Bristling with excitement, the wolves drew nearer in. And still, rigid and motionless, Kiopo and the White Wolf faced each other with defiance in their eyes.

Suddenly there was a sound, half-howl, half-cry, and in the tense moment something seemed to snap. Partly running, partly leaping, with his body crouched, Dusty Star, as he gave tongue, flung himself into the centre of the ring.

The White Wolf bared his teeth and snarled with his eyes upon him. Kiopo also started in astonishment. Was the Little Brother gone mad?

If what followed was madness, it was the most amazing madness the wolves had ever seen. Leaping, bending, running, turning his body in every direction, Dusty Star danced a wolf-dance the like of which the Bad Lands had never known. What mysterious impulse at the very last moment, and in the nick of time, had suddenly come upon him, and taught him what to do, he could have told no more than the wild creatures themselves. And as he danced, he barked short sharp wolf-notes that stabbed the air like knives.

They watched him. He wanted them to watch. They had never seen a human being dance the wolf-dance before; nor were they likely to again. It was the wolf-dance, and yet it was not the wolf-dance. It was something more. What the something more was, Dusty Star himself could not have explained. But he knew that the power that was secretly hidden within him was coming out. It was that strange thing which had been with him as a child, and which, during the long days and nights in the Carboona, had grown stronger moon by moon.

He danced now, as he had danced once before in his grandmother's tepee when she had been ill. There were the same wild antics; the same cunning movements of his feet and hands. Only then he had danced as a splendid joke. Now, he did it seriously, as a thing that mattered enormously: he danced with his very soul.

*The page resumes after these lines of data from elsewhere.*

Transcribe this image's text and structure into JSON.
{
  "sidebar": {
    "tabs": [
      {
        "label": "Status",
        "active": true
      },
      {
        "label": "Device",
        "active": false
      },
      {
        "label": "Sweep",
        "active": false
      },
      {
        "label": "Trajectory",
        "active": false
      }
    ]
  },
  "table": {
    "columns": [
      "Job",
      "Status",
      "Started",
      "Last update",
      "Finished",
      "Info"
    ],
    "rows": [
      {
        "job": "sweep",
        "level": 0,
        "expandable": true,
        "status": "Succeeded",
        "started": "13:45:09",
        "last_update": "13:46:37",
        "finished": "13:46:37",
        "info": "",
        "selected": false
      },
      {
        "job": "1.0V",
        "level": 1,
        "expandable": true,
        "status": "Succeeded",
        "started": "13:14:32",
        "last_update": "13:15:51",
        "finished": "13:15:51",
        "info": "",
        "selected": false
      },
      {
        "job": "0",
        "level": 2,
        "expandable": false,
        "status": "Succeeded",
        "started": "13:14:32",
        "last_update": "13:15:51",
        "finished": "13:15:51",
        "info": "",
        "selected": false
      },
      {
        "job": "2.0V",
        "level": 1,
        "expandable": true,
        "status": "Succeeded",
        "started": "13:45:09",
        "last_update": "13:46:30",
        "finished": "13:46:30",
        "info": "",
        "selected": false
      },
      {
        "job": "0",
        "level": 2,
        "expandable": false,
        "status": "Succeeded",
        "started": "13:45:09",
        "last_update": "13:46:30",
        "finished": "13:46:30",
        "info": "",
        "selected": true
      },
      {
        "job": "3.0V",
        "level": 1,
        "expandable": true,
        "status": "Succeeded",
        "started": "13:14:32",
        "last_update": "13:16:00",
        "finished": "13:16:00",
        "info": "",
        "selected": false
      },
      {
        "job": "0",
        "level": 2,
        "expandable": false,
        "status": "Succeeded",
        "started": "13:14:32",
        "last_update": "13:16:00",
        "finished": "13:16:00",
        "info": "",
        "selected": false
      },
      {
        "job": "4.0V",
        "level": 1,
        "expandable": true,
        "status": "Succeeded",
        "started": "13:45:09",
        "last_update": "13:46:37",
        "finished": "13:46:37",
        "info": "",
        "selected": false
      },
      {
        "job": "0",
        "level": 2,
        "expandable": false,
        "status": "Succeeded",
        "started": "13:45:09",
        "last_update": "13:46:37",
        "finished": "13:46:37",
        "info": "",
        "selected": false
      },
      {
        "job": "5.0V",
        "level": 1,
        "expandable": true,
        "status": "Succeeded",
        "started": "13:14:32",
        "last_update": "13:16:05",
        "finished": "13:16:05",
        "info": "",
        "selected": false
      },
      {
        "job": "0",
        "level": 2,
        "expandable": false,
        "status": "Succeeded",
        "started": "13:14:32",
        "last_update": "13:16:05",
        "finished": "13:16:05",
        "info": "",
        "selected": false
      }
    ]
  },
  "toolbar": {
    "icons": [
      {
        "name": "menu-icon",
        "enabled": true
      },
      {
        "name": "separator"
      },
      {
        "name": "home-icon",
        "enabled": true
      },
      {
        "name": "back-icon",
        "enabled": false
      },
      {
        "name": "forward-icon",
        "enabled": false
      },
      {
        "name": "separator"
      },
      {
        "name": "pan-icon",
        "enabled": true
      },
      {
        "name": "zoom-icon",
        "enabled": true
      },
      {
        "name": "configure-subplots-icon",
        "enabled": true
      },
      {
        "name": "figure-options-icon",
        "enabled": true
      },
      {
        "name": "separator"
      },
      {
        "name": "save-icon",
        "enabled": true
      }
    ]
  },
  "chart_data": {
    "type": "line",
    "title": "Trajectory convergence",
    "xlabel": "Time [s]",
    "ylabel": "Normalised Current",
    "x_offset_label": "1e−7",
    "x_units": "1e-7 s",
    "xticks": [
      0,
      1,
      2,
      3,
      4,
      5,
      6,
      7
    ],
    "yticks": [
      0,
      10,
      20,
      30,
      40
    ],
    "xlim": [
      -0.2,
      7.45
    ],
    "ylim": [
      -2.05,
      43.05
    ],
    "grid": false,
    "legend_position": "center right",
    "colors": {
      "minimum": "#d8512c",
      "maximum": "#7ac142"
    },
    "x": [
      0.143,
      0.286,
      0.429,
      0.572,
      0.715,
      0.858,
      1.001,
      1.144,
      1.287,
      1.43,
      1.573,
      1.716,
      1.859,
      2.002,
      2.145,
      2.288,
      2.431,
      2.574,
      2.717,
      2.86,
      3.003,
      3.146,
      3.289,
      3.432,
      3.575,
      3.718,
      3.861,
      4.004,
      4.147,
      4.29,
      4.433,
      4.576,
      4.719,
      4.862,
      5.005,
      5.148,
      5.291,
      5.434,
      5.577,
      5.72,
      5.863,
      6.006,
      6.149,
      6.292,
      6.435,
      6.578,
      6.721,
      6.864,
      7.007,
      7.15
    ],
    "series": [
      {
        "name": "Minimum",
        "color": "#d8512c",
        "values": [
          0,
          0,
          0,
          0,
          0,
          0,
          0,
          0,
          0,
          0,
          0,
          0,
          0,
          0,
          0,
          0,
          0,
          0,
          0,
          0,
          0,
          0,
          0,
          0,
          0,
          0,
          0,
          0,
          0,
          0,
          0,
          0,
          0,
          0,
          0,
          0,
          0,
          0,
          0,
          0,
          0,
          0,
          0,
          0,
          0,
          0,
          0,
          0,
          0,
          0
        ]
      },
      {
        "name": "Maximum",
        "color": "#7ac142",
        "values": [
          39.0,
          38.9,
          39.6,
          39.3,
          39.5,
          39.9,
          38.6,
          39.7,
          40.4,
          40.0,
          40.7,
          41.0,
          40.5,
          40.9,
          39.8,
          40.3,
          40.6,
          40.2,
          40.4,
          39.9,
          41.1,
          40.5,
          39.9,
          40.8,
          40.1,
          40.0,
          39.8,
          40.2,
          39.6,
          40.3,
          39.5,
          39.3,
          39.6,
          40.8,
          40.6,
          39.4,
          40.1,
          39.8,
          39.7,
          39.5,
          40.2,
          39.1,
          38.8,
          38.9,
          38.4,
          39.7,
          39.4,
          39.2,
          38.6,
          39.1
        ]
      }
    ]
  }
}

And as he danced, apparently oblivious of everything except his own movements, he felt the wolf-mind surge towards him, like waters under the wind.

They were coming! They were coming! The wolf-tide was rising within him, without him. The moon drew it, the dance, the wild notes that sobbed and gasped in his throat! They could not help themselves any more than he could help himself. They were driven by a power stronger than themselves. As he danced he saw the great ring of dusky bodies, and glimmering eyes—the white wolf and Kiopo in the centre—saw them as one sees things in a dream.

The wolves watched him as if spellbound. Then one on the outside of the circle threw back his head and howled. Another answered him from the opposite side. A third took up the call. Soon the whole pack was giving tongue; and one of the big wolf choruses went thundering out for leagues along the hollow land.